By translating complex protein 3D structure into a compact, physically faithful representation that can be decoded back into detailed structures, GCP‑VQVAE opens the door to multiple downstream applications across protein science—from accelerating early-stage discovery to making structure easier for AI systems to learn from and work with.
“GCP‑VQVAE respects the physics of 3D space,” Pourmirzaei said, emphasizing that the representation stays meaningful in real 3D settings rather than getting distorted by how a structure is positioned.
That matters in practical pipelines such as high‑throughput drug discovery, where thousands of candidate designs need to be generated, reconstructed, and screened quickly — and where GCP‑VQVAE’s fast reconstruction makes that scale more realistic.
Just as importantly, it helps make structural information “native” to the new generation of generative AI models, so they can learn from protein structure and propose new designs that can be decoded back into usable 3D candidates.
But protein design is still a numbers game.
“Researchers currently fail in about 90% of their attempts,” Pourmirzaei said. “GCP‑VQVAE, combined with the new wave of generative AI, helps us generate, reconstruct and triage many more candidate designs computationally, so we can dramatically reduce the time and cost compared to traditional lab‑only approaches.”
Modern AI projects require a combination of cloud computing expertise, distributed training, strong software engineering skills and domain knowledge. To translate ideas into working systems, universities like Mizzou will have to build these capabilities and foster collaboration.
Pourmirzaei said the project success relied on computing resources from the National AI Research Resource (NAIRR) Pilot with support from NVIDIA DGX Cloud and the NVIDIA AI Enterprise Software Platform.
“Without NVIDIA’s continuous support, mentorship and engineering guidance, it would have been impossible to bring a project like this to completion and reach such an important research goal,” he said.
The research team plans to iterate on the model and eventually enable chatbots capable of reading, understanding and analyzing protein structures or even designing new proteins in the future.
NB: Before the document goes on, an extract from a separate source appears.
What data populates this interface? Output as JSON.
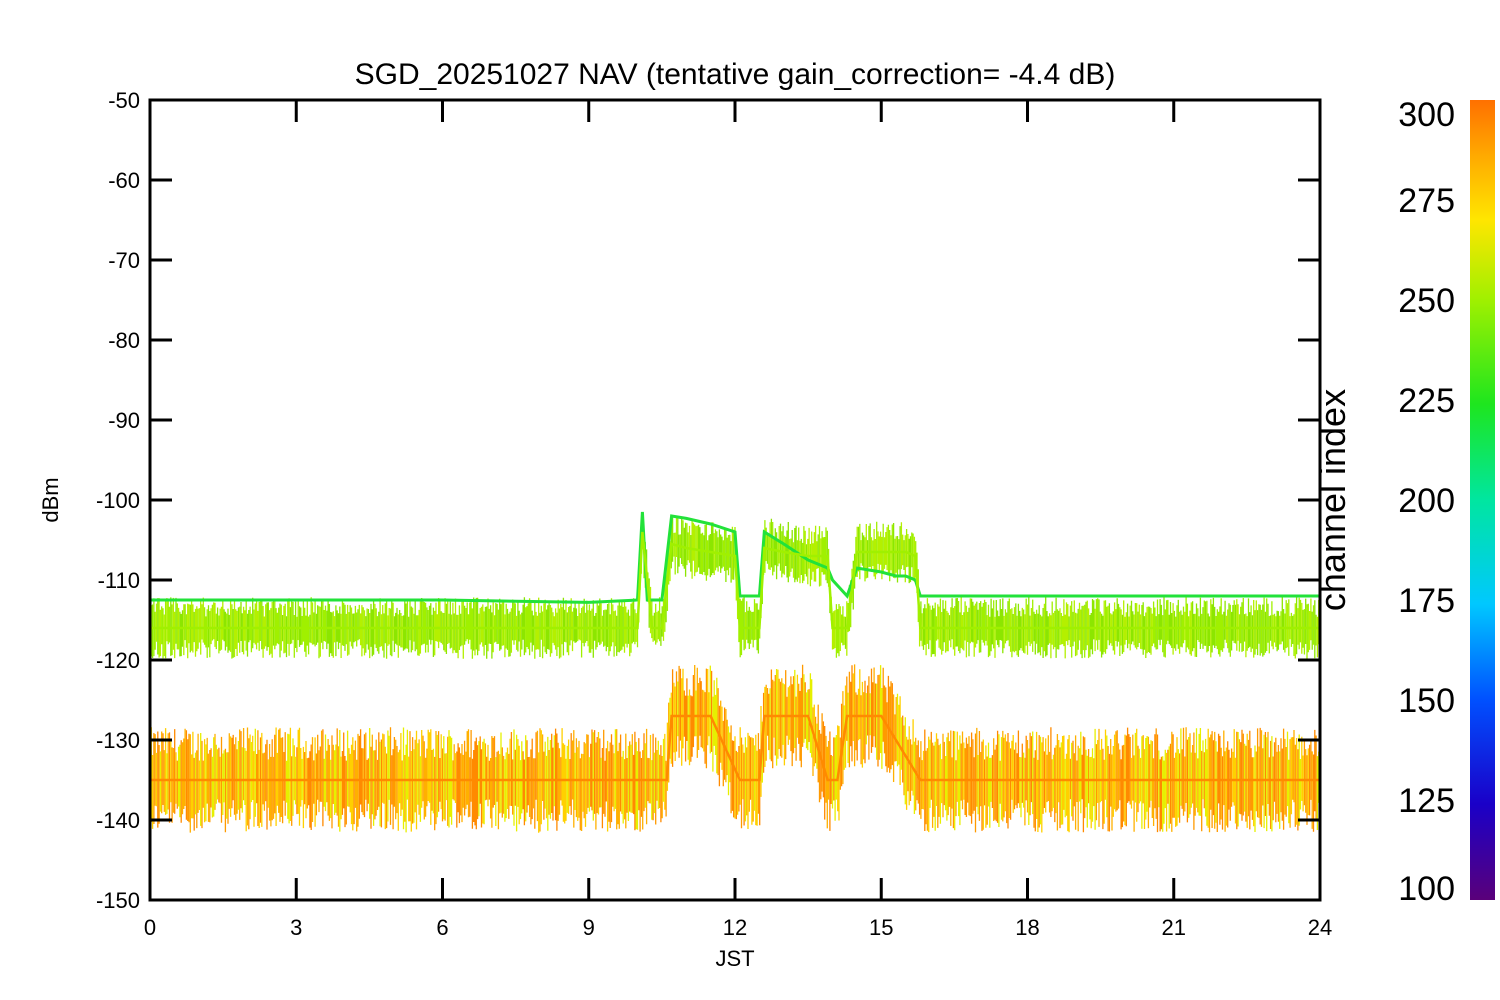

They have released their research paper on the bioRxiv preprint server and open-source code and models on GitHub.
The principal investigator on the study was Pourmirzaei’s advisor, Dong Xu, former Curators’ Distinguished Professor at Mizzou Engineering. Other researchers on the project were Farzaneh Esmaili (University of Missouri), Jarett Ren (Carnegie Mellon University) and Mohammadreza Pourmirzaei (Politecnico di Milano).
“Making modern AI to understand and design proteins opens the door to new molecules, new therapies and entirely new possibilities,” Pourmirzaei said. “Precisely the kind of practical, impactful innovation Mizzou is known for.”